Ténébreuse, c'est le moins que l'on puisse dire de l'affaire qu'il évoque. Taine prétendait qu'il fallait être magistrat pour lire le roman. le philosophe Alain est plus rassurant : « lorsqu'on le lit d'abord sans comprendre ce qu'il s'y trouve à comprendre, comme il m'est arrivé, eh bien, même alors, la perception de l'ensemble est juste » (Avec Balzac). Il ajoute en avoir parlé avec Paul Valéry qui lui a confié avoir éprouvé à sa lecture, en 1933, "le choc du grand art".

Aujourd'hui, le lecteur investigateur trouvera la pelote démêlée dans l'article de Wikipédia consacré à l'affaire. Reste à savoir ce qui peut encore séduire le lecteur d'aujourd'hui ?

Peut-être une sorte de style cinématographique. Dans la (trop) longue première partie, il y a les portraits. Les uns après les autres, les protagonistes entrent dans le champ, un peu comme dans celui d'une caméra, avec tous les détails de leur costume, qui permet de ne rien ignorer de la mode du temps et de la condition sociale du personnage. Car chez Balzac, l'habit fait le moine, autant que ses rentes. Fasciné par les théories du médecin allemand Franz Joseph Gall et du théologien suisse Johann Caspar Lavater, Balzac est un adepte de la physiognomonie. Certaines de ses notations annoncent Lombroso, comme le portrait de Michu avec sa carabine : " le cou, court et gros, tentait le couperet de la Loi". Ses personnages évoquent autant ceux croqués par son contemporain Daumier, que des acteurs de westerns : à chaque description on entend comme une petite musique lancinante, à la Sergio Leone.

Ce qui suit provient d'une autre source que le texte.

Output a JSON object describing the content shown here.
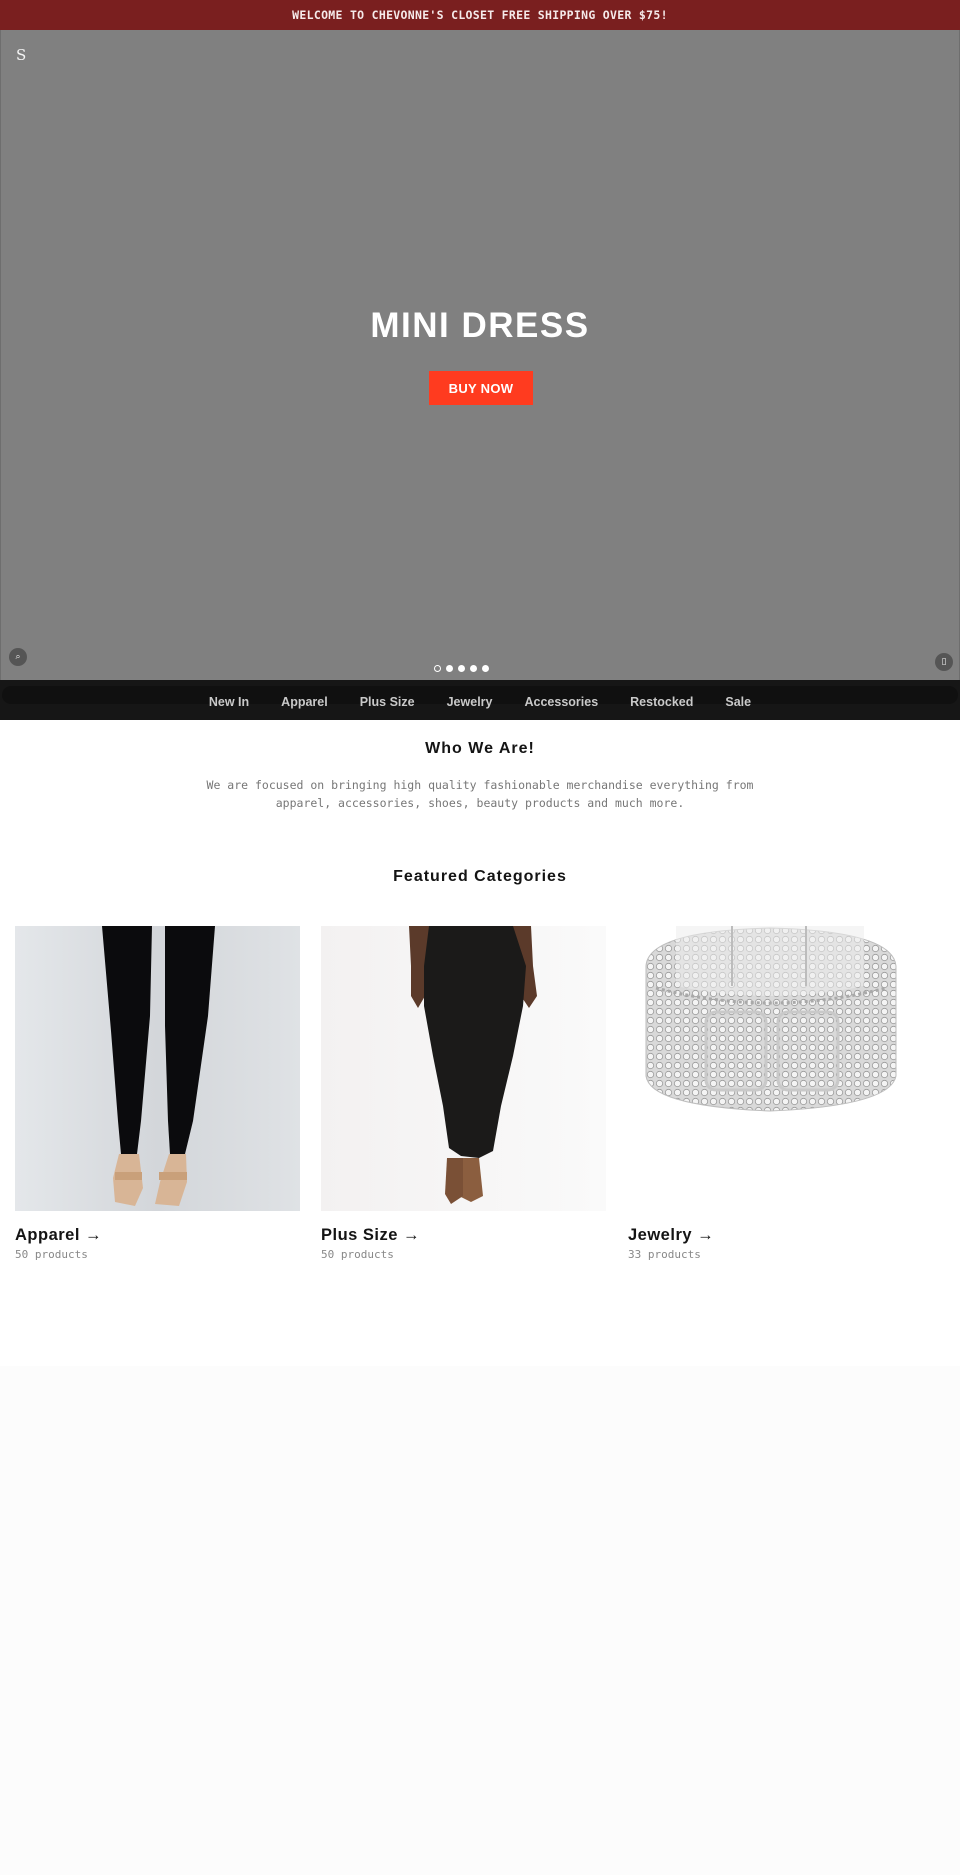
{
  "announcement": "WELCOME TO CHEVONNE'S CLOSET FREE SHIPPING OVER $75!",
  "hero": {
    "logo": "S",
    "title": "MINI DRESS",
    "cta_label": "BUY NOW",
    "left_icon": "search-icon",
    "right_icon": "cart-icon",
    "left_icon_glyph": "⌕",
    "right_icon_glyph": "▯",
    "slides": {
      "count": 5,
      "active_index": 0
    }
  },
  "nav": {
    "items": [
      {
        "label": "New In"
      },
      {
        "label": "Apparel"
      },
      {
        "label": "Plus Size"
      },
      {
        "label": "Jewelry"
      },
      {
        "label": "Accessories"
      },
      {
        "label": "Restocked"
      },
      {
        "label": "Sale"
      }
    ]
  },
  "about": {
    "title": "Who We Are!",
    "text": "We are focused on bringing high quality fashionable merchandise everything from apparel, accessories, shoes, beauty products and much more."
  },
  "featured": {
    "title": "Featured Categories",
    "categories": [
      {
        "title": "Apparel →",
        "count": "50 products",
        "image": "black leggings with nude sandals"
      },
      {
        "title": "Plus Size →",
        "count": "50 products",
        "image": "black maxi bodycon dress"
      },
      {
        "title": "Jewelry →",
        "count": "33 products",
        "image": "silver rhinestone stretch bracelet"
      }
    ]
  },
  "colors": {
    "announcement_bg": "#7a1f1f",
    "hero_bg": "#808080",
    "cta_bg": "#ff3b1f",
    "nav_bg": "#161616"
  }
}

C'est que les accessoires, détaillés avec complaisance, dessinent en creux le caractère. Au-delà de l'imbroglio, comme dans les films d'action, il y a les bons et les méchants, chamarrés en conséquence. Laurence, Comtesse de Cinq-Cygne se donne des airs d'héroïne, amazone à cheval, maniant les armes et cravachant le fourbe Corentin. On voit bien, dans le rôle, la Sophie Marceau du film "La fille de Dartagnan" ou de "Chouans !" -d'après le roman du même Balzac-. On retrouve un peu, mais presque un demi-siècle plus tard, l'atmosphère des aventures de Nicolas le Floch, telles qu'aimait les narrer Jean-François Parot. L'étonnant est que le roman n'ait pas inspiré autre chose qu'un téléfilm en 1975.
L'amateur de scrabble se réjouira de collectionner, comme dans tout roman De Balzac, les mots rares, comme les beaux coquillages de la plage : mirliflor, Ménichmes, aîtres, poucettes... qui appellent au secours un bon dictionnaire et démontrent qu'on a jamais fini d'apprendre sa propre langue !

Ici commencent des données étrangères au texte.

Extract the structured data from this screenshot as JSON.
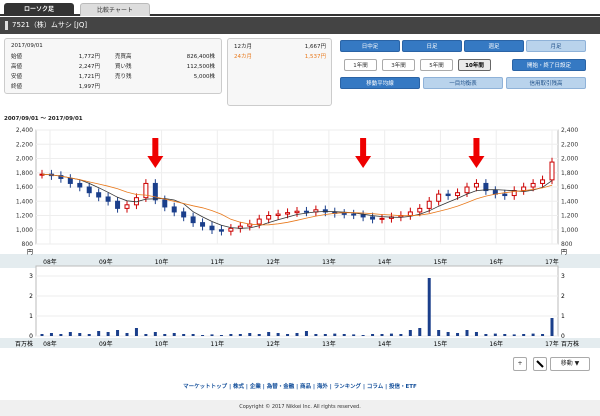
{
  "tabs": [
    {
      "label": "ローソク足"
    },
    {
      "label": "比較チャート"
    }
  ],
  "stock_title": "7521（株）ムサシ [JQ]",
  "price_info": {
    "date": "2017/09/01",
    "rows": [
      {
        "label": "始値",
        "value": "1,772円",
        "label2": "売買高",
        "value2": "826,400株"
      },
      {
        "label": "高値",
        "value": "2,247円",
        "label2": "買い残",
        "value2": "112,500株"
      },
      {
        "label": "安値",
        "value": "1,721円",
        "label2": "売り残",
        "value2": "5,000株"
      },
      {
        "label": "終値",
        "value": "1,997円",
        "label2": "",
        "value2": ""
      }
    ]
  },
  "ma_info": {
    "rows": [
      {
        "label": "12カ月",
        "value": "1,667円",
        "color": "#333333"
      },
      {
        "label": "24カ月",
        "value": "1,537円",
        "color": "#e8791c"
      }
    ]
  },
  "period_buttons": [
    {
      "label": "日中足"
    },
    {
      "label": "日足"
    },
    {
      "label": "週足"
    },
    {
      "label": "月足"
    }
  ],
  "range_buttons": [
    {
      "label": "1年間"
    },
    {
      "label": "3年間"
    },
    {
      "label": "5年間"
    },
    {
      "label": "10年間"
    }
  ],
  "date_set_button": "開始・終了日設定",
  "indicator_buttons": [
    {
      "label": "移動平均線"
    },
    {
      "label": "一目均衡表"
    },
    {
      "label": "信用取引残高"
    }
  ],
  "date_range": "2007/09/01 〜 2017/09/01",
  "chart_data": {
    "type": "candlestick",
    "x_tick_labels": [
      "08年",
      "09年",
      "10年",
      "11年",
      "12年",
      "13年",
      "14年",
      "15年",
      "16年",
      "17年"
    ],
    "price_axis": {
      "ticks": [
        "2,400",
        "2,200",
        "2,000",
        "1,800",
        "1,600",
        "1,400",
        "1,200",
        "1,000",
        "800"
      ],
      "unit": "円",
      "ylim": [
        800,
        2400
      ]
    },
    "volume_axis": {
      "ticks": [
        "3",
        "2",
        "1",
        "0"
      ],
      "unit": "百万株",
      "ylim": [
        0,
        3.2
      ]
    },
    "close_approx": [
      1780,
      1760,
      1720,
      1650,
      1600,
      1520,
      1460,
      1400,
      1300,
      1350,
      1450,
      1650,
      1420,
      1320,
      1250,
      1180,
      1100,
      1050,
      1000,
      980,
      1020,
      1050,
      1080,
      1150,
      1200,
      1220,
      1240,
      1260,
      1250,
      1280,
      1250,
      1230,
      1220,
      1210,
      1180,
      1150,
      1160,
      1180,
      1200,
      1250,
      1300,
      1400,
      1500,
      1480,
      1520,
      1600,
      1650,
      1550,
      1500,
      1480,
      1550,
      1600,
      1650,
      1700,
      1950
    ],
    "volume_approx": [
      0.1,
      0.15,
      0.1,
      0.2,
      0.15,
      0.1,
      0.25,
      0.2,
      0.3,
      0.15,
      0.4,
      0.1,
      0.2,
      0.1,
      0.15,
      0.1,
      0.1,
      0.05,
      0.08,
      0.05,
      0.1,
      0.1,
      0.15,
      0.1,
      0.2,
      0.15,
      0.1,
      0.15,
      0.25,
      0.1,
      0.1,
      0.12,
      0.1,
      0.08,
      0.05,
      0.1,
      0.1,
      0.12,
      0.1,
      0.3,
      0.4,
      2.9,
      0.3,
      0.2,
      0.15,
      0.3,
      0.2,
      0.1,
      0.12,
      0.1,
      0.08,
      0.1,
      0.12,
      0.1,
      0.9
    ],
    "arrows_at_index": [
      12,
      34,
      46
    ]
  },
  "chart_controls": {
    "plus": "+",
    "move": "移動"
  },
  "footer_links": "マーケットトップ | 株式 | 企業 | 為替・金融 | 商品 | 海外 | ランキング | コラム | 投信・ETF",
  "copyright": "Copyright © 2017 Nikkei Inc. All rights reserved."
}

Le bonapartiste s'émerveillera de la rencontre au sommet entre Laurence de Cinq-Cygne et Napoléon, à Iéna. Dans l'instant décisif, en un échange digne de la prose des Antimémoires, le grand homme qui, selon Hegel, "assis sur un cheval, s'étend sur le monde et le domine" déclare : « On doit mourir pour les lois de son pays, comme on meurt ici pour sa gloire ». Grandeur ou cynisme ? À chacun d'en juger. Mais pour la mise en scène, la réussite est certaine. Pauvre Fabrice qui n'a rien vu de Waterloo ! le lecteur d'aujourd'hui est là au cinéma, dans une superproduction ! Dans son Journal inédit, le philosophe Alain compare ce roman De Balzac à celui de Joseph Conrad : le frère de la Côte, qui met en scène le capitaine Vincent et l'illustre Nelson, à la manière de la rencontre d'Iéna, avec "cette liaison entre les scènes d'histoire et les passions secrètes".

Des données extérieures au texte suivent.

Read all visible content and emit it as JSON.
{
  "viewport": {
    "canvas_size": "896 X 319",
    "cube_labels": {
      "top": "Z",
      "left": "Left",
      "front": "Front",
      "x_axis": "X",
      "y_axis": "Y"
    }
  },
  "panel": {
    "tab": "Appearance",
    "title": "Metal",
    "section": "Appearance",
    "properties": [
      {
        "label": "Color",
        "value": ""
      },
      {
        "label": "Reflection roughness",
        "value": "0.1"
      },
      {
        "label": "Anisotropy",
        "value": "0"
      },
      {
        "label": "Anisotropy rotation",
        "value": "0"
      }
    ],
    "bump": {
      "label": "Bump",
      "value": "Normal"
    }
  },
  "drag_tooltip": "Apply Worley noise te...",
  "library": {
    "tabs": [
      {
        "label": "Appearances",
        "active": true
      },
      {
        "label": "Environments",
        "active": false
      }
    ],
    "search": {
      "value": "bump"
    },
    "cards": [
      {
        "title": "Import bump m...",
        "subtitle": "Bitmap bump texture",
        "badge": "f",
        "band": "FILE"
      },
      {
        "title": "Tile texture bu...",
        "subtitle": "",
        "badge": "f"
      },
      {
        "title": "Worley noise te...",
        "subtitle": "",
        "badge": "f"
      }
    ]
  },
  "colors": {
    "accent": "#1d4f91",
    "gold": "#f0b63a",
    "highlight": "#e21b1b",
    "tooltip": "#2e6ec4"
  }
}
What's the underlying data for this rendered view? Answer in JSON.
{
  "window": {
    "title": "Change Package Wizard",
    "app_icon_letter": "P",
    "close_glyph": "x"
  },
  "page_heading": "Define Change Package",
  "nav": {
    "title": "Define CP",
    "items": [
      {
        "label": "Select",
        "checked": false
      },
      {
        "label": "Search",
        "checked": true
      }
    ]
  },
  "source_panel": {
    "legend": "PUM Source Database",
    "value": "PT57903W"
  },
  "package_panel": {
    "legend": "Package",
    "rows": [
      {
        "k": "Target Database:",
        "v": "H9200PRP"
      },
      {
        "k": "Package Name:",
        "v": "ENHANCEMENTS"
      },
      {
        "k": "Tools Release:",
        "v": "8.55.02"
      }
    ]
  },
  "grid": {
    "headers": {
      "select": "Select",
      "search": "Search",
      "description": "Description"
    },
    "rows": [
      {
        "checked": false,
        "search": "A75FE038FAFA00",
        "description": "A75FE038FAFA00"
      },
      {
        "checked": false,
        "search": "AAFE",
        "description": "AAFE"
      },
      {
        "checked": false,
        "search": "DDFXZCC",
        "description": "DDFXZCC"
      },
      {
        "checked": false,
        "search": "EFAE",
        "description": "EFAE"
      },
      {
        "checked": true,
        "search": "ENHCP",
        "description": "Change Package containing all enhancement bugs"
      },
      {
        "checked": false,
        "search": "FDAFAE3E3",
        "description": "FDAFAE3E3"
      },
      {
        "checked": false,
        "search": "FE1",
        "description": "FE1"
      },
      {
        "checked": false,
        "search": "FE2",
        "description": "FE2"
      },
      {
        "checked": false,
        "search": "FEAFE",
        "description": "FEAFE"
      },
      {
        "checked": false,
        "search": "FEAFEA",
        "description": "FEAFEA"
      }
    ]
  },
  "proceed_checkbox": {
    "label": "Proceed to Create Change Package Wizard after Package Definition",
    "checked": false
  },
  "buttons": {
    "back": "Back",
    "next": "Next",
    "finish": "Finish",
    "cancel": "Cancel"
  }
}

Le juriste, dont parlait Taine, se régalera de son côté à voir fonctionner la complexe procédure pénale d'avant le code de 1808, mélangeant le tribunal criminel du code de brumaire an IV et la cour spéciale de la loi du 18 pluviôse an IX. Les précautions procédurales n'empêchent pas la corruption des juges, taraudés par l'avancement : Lescheneau, directeur du jury de Troyes est nommé procureur général en Italie, ce qui ne lui portera pas bonheur. le juge de paix Pigoult devient président du tribunal d'Arcis. Pour Balzac, qui n'a jamais été progressiste -c'est peu de le dire-, il y a comme une jubilation à suivre la course folle de la procédure, nostalgique du costume judiciaire, du crucifix en salle d'audience et du huis-clos ! Au passage, on admire le portrait de Fouché "génie purement ministériel, essentiellement gouvernemental".
L'historien admirera l'art de l'auteur pour faire émerger quelques traits saillants de la période : la conquête funambulesque du pouvoir par un Bonaparte en équilibre instable sur le fil fragile de ses victoires militaires. On croit reconnaître, dans l'adulation du vainqueur de Marengo et de tant d'autres inscriptions sur l'Arc de Triomphe, l'enthousiasme des supporters d'une équipe gagnante dans un tournoi international. Mais au premier échec, l'entraineur serait remercié ! le roman fait bien apparaître, en toile de fond, le ressort essentiel de la Révolution français que fut la vente des biens décrétés "nationaux". Malin, qui s'est approprié la terre de Gondreville, est l'illustration du dévoiement d'une opération de redistribution qui se voulait vertueuse. Les Simeuses et les Hauteserre, comme les Chouans, n'y voient qu'une spoliation, justifiant tous les complots. Balzac est toujours à son affaire pour mettre en scène la confrontation des intérêts.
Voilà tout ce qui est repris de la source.